What Is a Circle Inscribed in a Square?

An inscribed circle is the largest circle that fits perfectly inside a square, touching each of its four sides at exactly one point. Because the circle spans from one side to the opposite side, its diameter equals the side length of the square. This calculator takes the square's side length and instantly returns the inscribed circle's radius, diameter, area, circumference, and how much of the square the circle covers.

Circle inscribed inside a square touching all four sides, with side length s and radius r marked
The largest circle inscribed in a square touches all four sides; its diameter equals the square's side length s.

How to Use the Calculator

Enter the side length \(s\) of your square in any unit you like — centimetres, inches, metres, etc.
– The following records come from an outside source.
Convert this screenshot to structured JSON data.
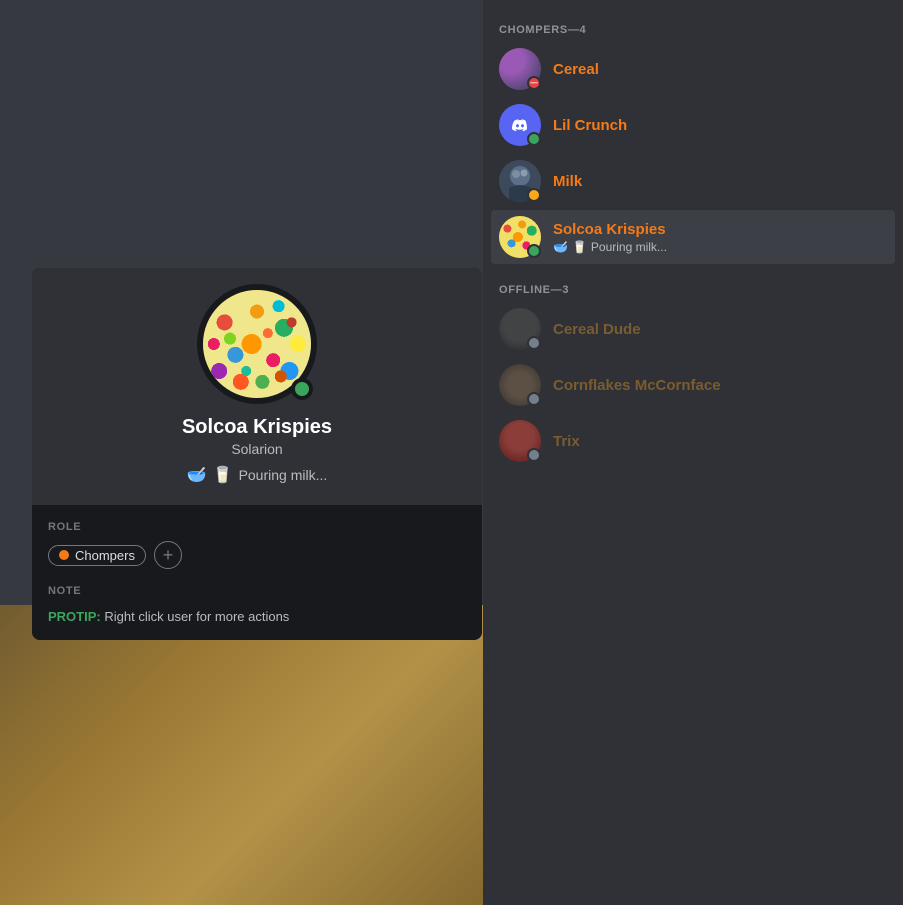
{
  "left_bg": {
    "visible": true
  },
  "profile_card": {
    "username": "Solcoa Krispies",
    "subtitle": "Solarion",
    "status_emoji1": "🥣",
    "status_emoji2": "🥛",
    "status_text": "Pouring milk...",
    "online": true,
    "role_section_label": "ROLE",
    "role_name": "Chompers",
    "add_role_label": "+",
    "note_section_label": "NOTE",
    "protip_label": "PROTIP:",
    "protip_text": "Right click user for more actions"
  },
  "member_list": {
    "category_online": "CHOMPERS—4",
    "category_offline": "OFFLINE—3",
    "online_members": [
      {
        "name": "Cereal",
        "status": "dnd",
        "activity": null
      },
      {
        "name": "Lil Crunch",
        "status": "online",
        "activity": null
      },
      {
        "name": "Milk",
        "status": "idle",
        "activity": null
      },
      {
        "name": "Solcoa Krispies",
        "status": "online",
        "activity_emoji1": "🥣",
        "activity_emoji2": "🥛",
        "activity_text": "Pouring milk...",
        "selected": true
      }
    ],
    "offline_members": [
      {
        "name": "Cereal Dude",
        "status": "offline"
      },
      {
        "name": "Cornflakes McCornface",
        "status": "offline"
      },
      {
        "name": "Trix",
        "status": "offline"
      }
    ]
  }
}
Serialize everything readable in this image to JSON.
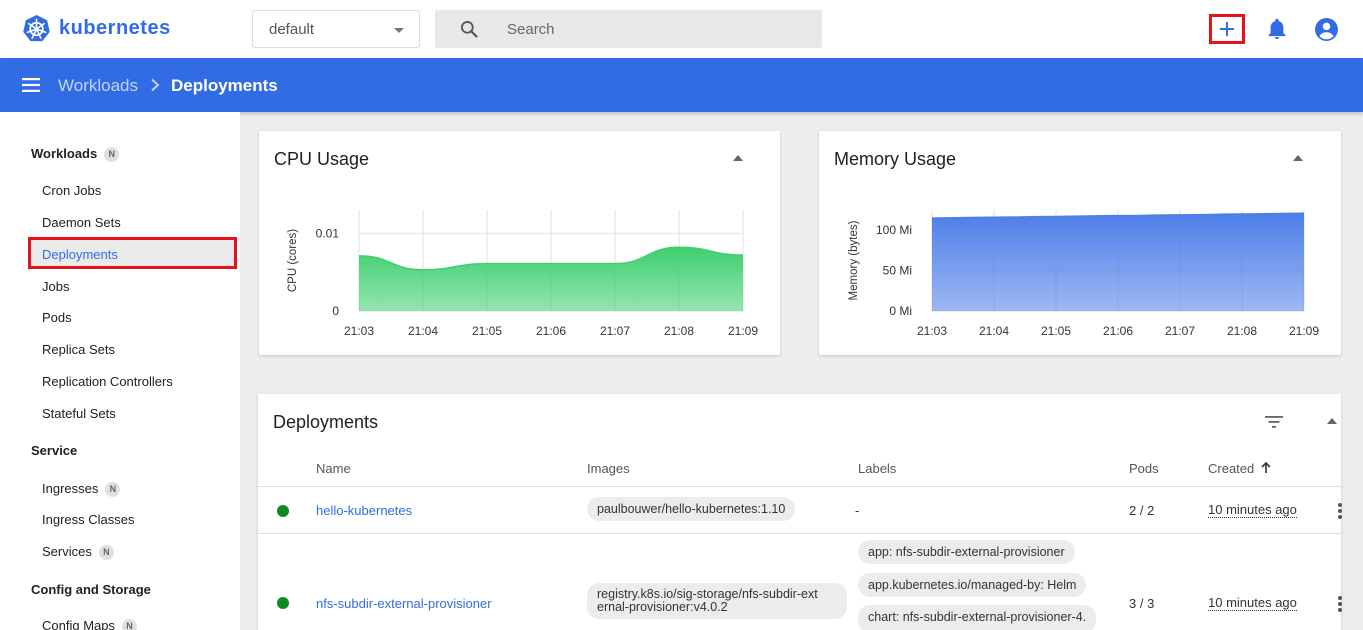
{
  "topbar": {
    "brand": "kubernetes",
    "namespace": "default",
    "search_placeholder": "Search"
  },
  "header": {
    "breadcrumb_parent": "Workloads",
    "breadcrumb_separator": ">",
    "breadcrumb_current": "Deployments"
  },
  "sidebar": {
    "workloads_title": "Workloads",
    "workloads_badge": "N",
    "items": {
      "cron_jobs": "Cron Jobs",
      "daemon_sets": "Daemon Sets",
      "deployments": "Deployments",
      "jobs": "Jobs",
      "pods": "Pods",
      "replica_sets": "Replica Sets",
      "replication_controllers": "Replication Controllers",
      "stateful_sets": "Stateful Sets"
    },
    "service_title": "Service",
    "service_items": {
      "ingresses": "Ingresses",
      "ingresses_badge": "N",
      "ingress_classes": "Ingress Classes",
      "services": "Services",
      "services_badge": "N"
    },
    "config_title": "Config and Storage",
    "config_items": {
      "config_maps": "Config Maps",
      "config_maps_badge": "N"
    }
  },
  "cpu_card": {
    "title": "CPU Usage"
  },
  "memory_card": {
    "title": "Memory Usage"
  },
  "chart_data": [
    {
      "type": "area",
      "title": "CPU Usage",
      "ylabel": "CPU (cores)",
      "xlabel": "",
      "x": [
        "21:03",
        "21:04",
        "21:05",
        "21:06",
        "21:07",
        "21:08",
        "21:09"
      ],
      "y_ticks": [
        "0",
        "0.01"
      ],
      "ylim": [
        0,
        0.013
      ],
      "series": [
        {
          "values": [
            0.0071,
            0.0053,
            0.0061,
            0.0061,
            0.0061,
            0.0082,
            0.0072
          ]
        }
      ],
      "color": "#3ecf6e",
      "grid": true
    },
    {
      "type": "area",
      "title": "Memory Usage",
      "ylabel": "Memory (bytes)",
      "xlabel": "",
      "x": [
        "21:03",
        "21:04",
        "21:05",
        "21:06",
        "21:07",
        "21:08",
        "21:09"
      ],
      "y_ticks": [
        "0 Mi",
        "50 Mi",
        "100 Mi"
      ],
      "ylim": [
        0,
        125
      ],
      "series": [
        {
          "values": [
            115,
            116,
            117,
            118,
            119,
            120,
            121
          ]
        }
      ],
      "color": "#4d7ee8",
      "grid": true
    }
  ],
  "deployments": {
    "title": "Deployments",
    "columns": {
      "name": "Name",
      "images": "Images",
      "labels": "Labels",
      "pods": "Pods",
      "created": "Created"
    },
    "rows": [
      {
        "name": "hello-kubernetes",
        "image": "paulbouwer/hello-kubernetes:1.10",
        "labels": "-",
        "pods": "2 / 2",
        "created": "10 minutes ago"
      },
      {
        "name": "nfs-subdir-external-provisioner",
        "image": "registry.k8s.io/sig-storage/nfs-subdir-external-provisioner:v4.0.2",
        "image_line1": "registry.k8s.io/sig-storage/nfs-subdir-ext",
        "image_line2": "ernal-provisioner:v4.0.2",
        "label_1": "app: nfs-subdir-external-provisioner",
        "label_2": "app.kubernetes.io/managed-by: Helm",
        "label_3": "chart: nfs-subdir-external-provisioner-4.",
        "pods": "3 / 3",
        "created": "10 minutes ago"
      }
    ]
  }
}
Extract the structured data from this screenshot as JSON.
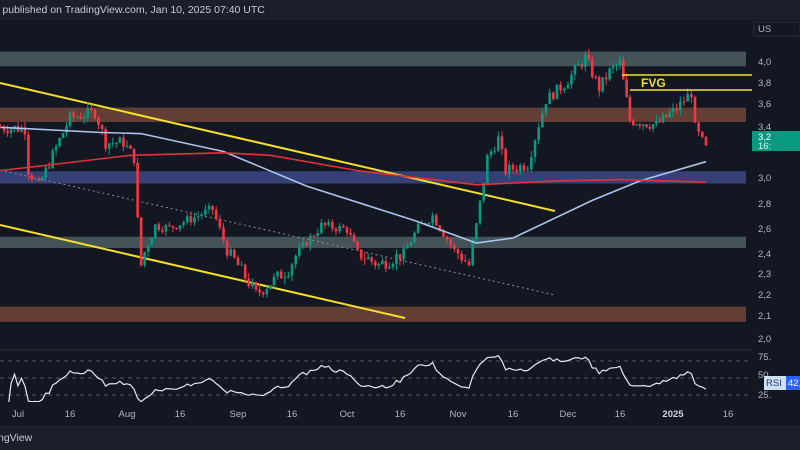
{
  "header": {
    "published_text": "r published on TradingView.com, Jan 10, 2025 07:40 UTC"
  },
  "footer": {
    "logo_text": "ngView"
  },
  "price_scale": {
    "currency_label": "US",
    "ticks": [
      {
        "value": 4000,
        "label": "4,0"
      },
      {
        "value": 3800,
        "label": "3,8"
      },
      {
        "value": 3600,
        "label": "3,6"
      },
      {
        "value": 3400,
        "label": "3,4"
      },
      {
        "value": 3000,
        "label": "3,0"
      },
      {
        "value": 2800,
        "label": "2,8"
      },
      {
        "value": 2600,
        "label": "2,6"
      },
      {
        "value": 2400,
        "label": "2,4"
      },
      {
        "value": 2300,
        "label": "2,3"
      },
      {
        "value": 2200,
        "label": "2,2"
      },
      {
        "value": 2100,
        "label": "2,1"
      },
      {
        "value": 2000,
        "label": "2,0"
      }
    ],
    "last_price_label": "3,2",
    "countdown_label": "16:",
    "last_price_color": "#089981"
  },
  "time_axis": {
    "ticks": [
      {
        "date": "2024-07-01",
        "label": "Jul",
        "bold": false
      },
      {
        "date": "2024-07-16",
        "label": "16",
        "bold": false
      },
      {
        "date": "2024-08-01",
        "label": "Aug",
        "bold": false
      },
      {
        "date": "2024-08-16",
        "label": "16",
        "bold": false
      },
      {
        "date": "2024-09-01",
        "label": "Sep",
        "bold": false
      },
      {
        "date": "2024-09-16",
        "label": "16",
        "bold": false
      },
      {
        "date": "2024-10-01",
        "label": "Oct",
        "bold": false
      },
      {
        "date": "2024-10-16",
        "label": "16",
        "bold": false
      },
      {
        "date": "2024-11-01",
        "label": "Nov",
        "bold": false
      },
      {
        "date": "2024-11-16",
        "label": "16",
        "bold": false
      },
      {
        "date": "2024-12-01",
        "label": "Dec",
        "bold": false
      },
      {
        "date": "2024-12-16",
        "label": "16",
        "bold": false
      },
      {
        "date": "2025-01-01",
        "label": "2025",
        "bold": true
      },
      {
        "date": "2025-01-16",
        "label": "16",
        "bold": false
      }
    ]
  },
  "chart_data": {
    "type": "candlestick",
    "interval": "1D",
    "scale": "log",
    "up_color": "#089981",
    "down_color": "#f23645",
    "price_path": [
      [
        "2024-06-26",
        3390
      ],
      [
        "2024-07-03",
        3380
      ],
      [
        "2024-07-04",
        3050
      ],
      [
        "2024-07-07",
        2930
      ],
      [
        "2024-07-16",
        3470
      ],
      [
        "2024-07-23",
        3520
      ],
      [
        "2024-07-26",
        3270
      ],
      [
        "2024-07-31",
        3270
      ],
      [
        "2024-08-03",
        3150
      ],
      [
        "2024-08-04",
        2660
      ],
      [
        "2024-08-05",
        2340
      ],
      [
        "2024-08-09",
        2620
      ],
      [
        "2024-08-13",
        2600
      ],
      [
        "2024-08-25",
        2750
      ],
      [
        "2024-08-29",
        2420
      ],
      [
        "2024-09-06",
        2200
      ],
      [
        "2024-09-15",
        2320
      ],
      [
        "2024-09-24",
        2620
      ],
      [
        "2024-10-01",
        2590
      ],
      [
        "2024-10-04",
        2400
      ],
      [
        "2024-10-10",
        2340
      ],
      [
        "2024-10-17",
        2400
      ],
      [
        "2024-10-21",
        2600
      ],
      [
        "2024-10-25",
        2700
      ],
      [
        "2024-10-31",
        2420
      ],
      [
        "2024-11-04",
        2340
      ],
      [
        "2024-11-06",
        2620
      ],
      [
        "2024-11-09",
        3150
      ],
      [
        "2024-11-12",
        3300
      ],
      [
        "2024-11-14",
        3050
      ],
      [
        "2024-11-20",
        3100
      ],
      [
        "2024-11-25",
        3630
      ],
      [
        "2024-11-30",
        3780
      ],
      [
        "2024-12-06",
        4030
      ],
      [
        "2024-12-10",
        3740
      ],
      [
        "2024-12-13",
        3900
      ],
      [
        "2024-12-16",
        3980
      ],
      [
        "2024-12-19",
        3450
      ],
      [
        "2024-12-27",
        3410
      ],
      [
        "2025-01-02",
        3550
      ],
      [
        "2025-01-06",
        3700
      ],
      [
        "2025-01-07",
        3380
      ],
      [
        "2025-01-10",
        3220
      ]
    ],
    "moving_averages": [
      {
        "color": "#a9c4ee",
        "points": [
          [
            "2024-06-26",
            3390
          ],
          [
            "2024-07-24",
            3350
          ],
          [
            "2024-08-05",
            3340
          ],
          [
            "2024-08-28",
            3200
          ],
          [
            "2024-09-20",
            2930
          ],
          [
            "2024-10-20",
            2660
          ],
          [
            "2024-11-06",
            2480
          ],
          [
            "2024-11-16",
            2520
          ],
          [
            "2024-12-08",
            2820
          ],
          [
            "2024-12-22",
            2970
          ],
          [
            "2025-01-10",
            3120
          ]
        ]
      },
      {
        "color": "#e5303a",
        "points": [
          [
            "2024-06-26",
            3050
          ],
          [
            "2024-08-02",
            3170
          ],
          [
            "2024-08-28",
            3190
          ],
          [
            "2024-09-10",
            3170
          ],
          [
            "2024-10-04",
            3050
          ],
          [
            "2024-11-06",
            2940
          ],
          [
            "2024-11-28",
            2970
          ],
          [
            "2024-12-16",
            2980
          ],
          [
            "2025-01-10",
            2960
          ]
        ]
      }
    ],
    "zones": [
      {
        "from": 3950,
        "to": 4090,
        "color": "#4a5a5e"
      },
      {
        "from": 3435,
        "to": 3560,
        "color": "#6b4336"
      },
      {
        "from": 2950,
        "to": 3045,
        "color": "#3a4580"
      },
      {
        "from": 2440,
        "to": 2530,
        "color": "#4a5a5e"
      },
      {
        "from": 2070,
        "to": 2140,
        "color": "#6b4336"
      }
    ],
    "annotation_label": "FVG",
    "annotation_color": "#f5e02a"
  },
  "rsi": {
    "label": "RSI",
    "value_label": "42,",
    "levels": [
      {
        "value": 75,
        "label": "75."
      },
      {
        "value": 50,
        "label": "50."
      },
      {
        "value": 25,
        "label": "25."
      }
    ],
    "line_color": "#e8eaf0"
  }
}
The results use the same unit (lengths in your unit, areas in your unit squared). The tool computes everything automatically, including the leftover area in the four corners that the circle does not cover.

The Formula Explained

Since the inscribed circle touches both pairs of opposite sides, the diameter \(d\) equals \(s\). The radius is therefore half the side: \(r = s/2\). Plugging this radius into the standard circle area formula \(A = \pi r^2\) gives $$A = \pi\left(\frac{s}{2}\right)^{2} = \frac{\pi s^{2}}{4}$$ The circumference is \(C = \pi d = \pi s\), and the square's area is simply \(s^2\). The fraction of the square covered by the circle is always \(\frac{\pi}{4} \approx 78.54\%\), regardless of size.

Diagram showing the inscribed circle diameter equals the square side, so radius is half the side
Because the diameter spans the full side, \(r = s/2\).

Worked Example

Suppose a square has a side of 10 units. The radius is \(r = 10/2 = 5\) units. The circle area is $$\frac{\pi \times 10^{2}}{4} = \frac{100\pi}{4} = 25\pi \approx 78.54 \text{ square units}$$ The square area is 100, so the leftover corner area is \(100 - 78.54 = 21.46\) square units, and coverage is 78.54%.

FAQ

Why is the diameter equal to the side length? Because the largest circle touches all four sides, it must stretch the full width of the square, making its diameter equal to \(s\).

What percentage of the square does the circle cover? Always \(\frac{\pi}{4} \approx 78.54\%\), no matter how large the square is.

What units should I use? Any consistent unit. Whatever unit you enter for the side, lengths come back in that unit and areas in that unit squared.